A estudante de jornalismo Roberta Barros sonha em encontrar um pequeno hipopótamo de pelúcia que a filha Rebeca, 4, insiste em pedir de volta. A médica Rosana Moreira quer achar as fichas perdidas de todos os seus pacientes em 11 anos de profissão.
A consultora tributária Ana Paulo Affonso se dará por satisfeita se, das suas fotos, recuperar a que escolheu para um porta-retrato do seu quarto: ela, o marido Roberto e o filho João Vítor, 5, vestidos com a camisa do Flamengo.

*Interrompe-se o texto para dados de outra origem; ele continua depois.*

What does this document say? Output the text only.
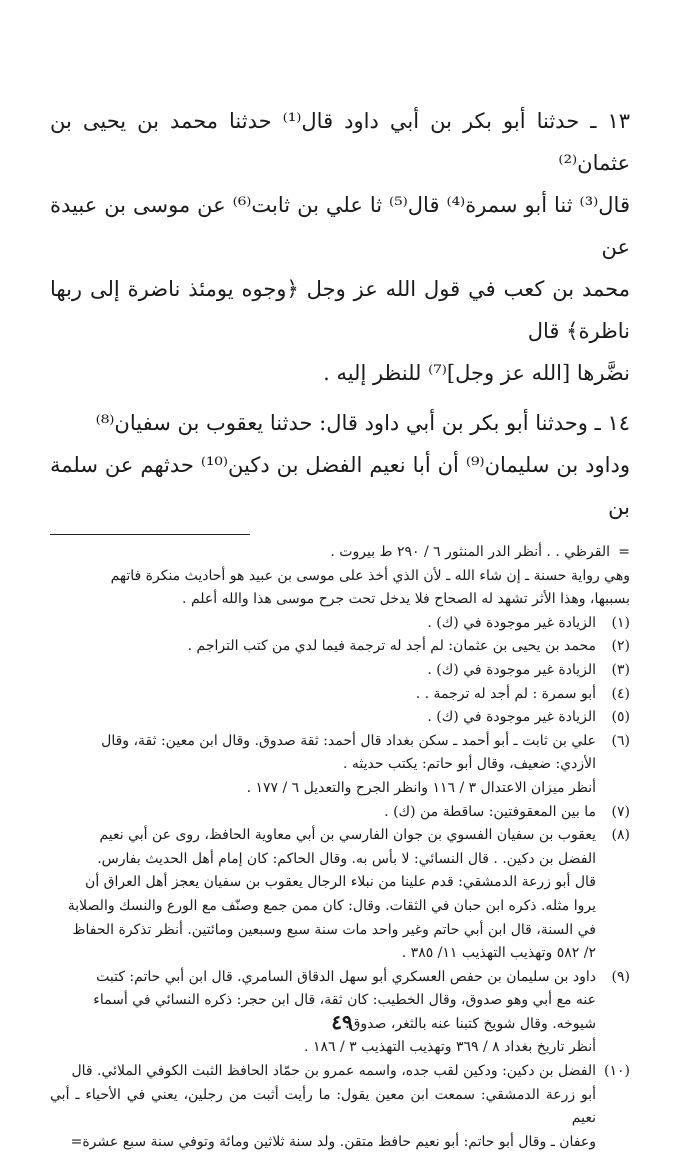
١٣ ـ حدثنا أبو بكر بن أبي داود قال⁽¹⁾ حدثنا محمد بن يحيى بن عثمان⁽²⁾

قال⁽³⁾ ثنا أبو سمرة⁽⁴⁾ قال⁽⁵⁾ ثا علي بن ثابت⁽⁶⁾ عن موسى بن عبيدة عن

محمد بن كعب في قول الله عز وجل ﴿وجوه يومئذ ناضرة إلى ربها ناظرة﴾ قال

نضَّرها [الله عز وجل]⁽⁷⁾ للنظر إليه .

١٤ ـ وحدثنا أبو بكر بن أبي داود قال: حدثنا يعقوب بن سفيان⁽⁸⁾

وداود بن سليمان⁽⁹⁾ أن أبا نعيم الفضل بن دكين⁽¹⁰⁾ حدثهم عن سلمة بن

=
القرظي . . أنظر الدر المنثور ٦ / ٢٩٠ ط بيروت .
وهي رواية حسنة ـ إن شاء الله ـ لأن الذي أخذ على موسى بن عبيد هو أحاديث منكرة فاتهم
بسببها، وهذا الأثر تشهد له الصحاح فلا يدخل تحت جرح موسى هذا والله أعلم .
(١)
الزيادة غير موجودة في (ك) .
(٢)
محمد بن يحيى بن عثمان: لم أجد له ترجمة فيما لدي من كتب التراجم .
(٣)
الزيادة غير موجودة في (ك) .
(٤)
أبو سمرة : لم أجد له ترجمة . .
(٥)
الزيادة غير موجودة في (ك) .
(٦)
علي بن ثابت ـ أبو أحمد ـ سكن بغداد قال أحمد: ثقة صدوق. وقال ابن معين: ثقة، وقال
الأزدي: ضعيف، وقال أبو حاتم: يكتب حديثه .
أنظر ميزان الاعتدال ٣ / ١١٦ وانظر الجرح والتعديل ٦ / ١٧٧ .
(٧)
ما بين المعقوفتين: ساقطة من (ك) .
(٨)
يعقوب بن سفيان الفسوي بن جوان الفارسي بن أبي معاوية الحافظ، روى عن أبي نعيم
الفضل بن دكين. . قال النسائي: لا بأس به. وقال الحاكم: كان إمام أهل الحديث بفارس.
قال أبو زرعة الدمشقي: قدم علينا من نبلاء الرجال يعقوب بن سفيان يعجز أهل العراق أن
يروا مثله. ذكره ابن حبان في الثقات. وقال: كان ممن جمع وصنّف مع الورع والنسك والصلابة
في السنة، قال ابن أبي حاتم وغير واحد مات سنة سبع وسبعين ومائتين. أنظر تذكرة الحفاظ
٢/ ٥٨٢ وتهذيب التهذيب ١١/ ٣٨٥ .
(٩)
داود بن سليمان بن حفص العسكري أبو سهل الدقاق السامري. قال ابن أبي حاتم: كتبت
عنه مع أبي وهو صدوق، وقال الخطيب: كان ثقة، قال ابن حجر: ذكره النسائي في أسماء
شيوخه. وقال شويخ كتبنا عنه بالثغر، صدوق.
أنظر تاريخ بغداد ٨ / ٣٦٩ وتهذيب التهذيب ٣ / ١٨٦ .
(١٠)
الفضل بن دكين: ودكين لقب جده، واسمه عمرو بن حمّاد الحافظ الثبت الكوفي الملائي. قال
أبو زرعة الدمشقي: سمعت ابن معين يقول: ما رأيت أثبت من رجلين، يعني في الأحياء ـ أبي نعيم
وعفان ـ وقال أبو حاتم: أبو نعيم حافظ متقن. ولد سنة ثلاثين ومائة وتوفي سنة سبع عشرة=
٤٩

O domingo marcou, com esperança, choro, frustração e reencontros, o começo da garimpagem de objetos nas ruínas do bloco 2 do condomínio Palace, na Barra da Tijuca (zona sul do Rio).
Para dezenas de moradores, tão importantes quanto documentos, até mesmo os referentes ao prédio que ruiu, são fotografias, cartas, brinquedos -os registros da memória afetiva de quem deixou tudo para trás ao fugir da queda iminente do edifício.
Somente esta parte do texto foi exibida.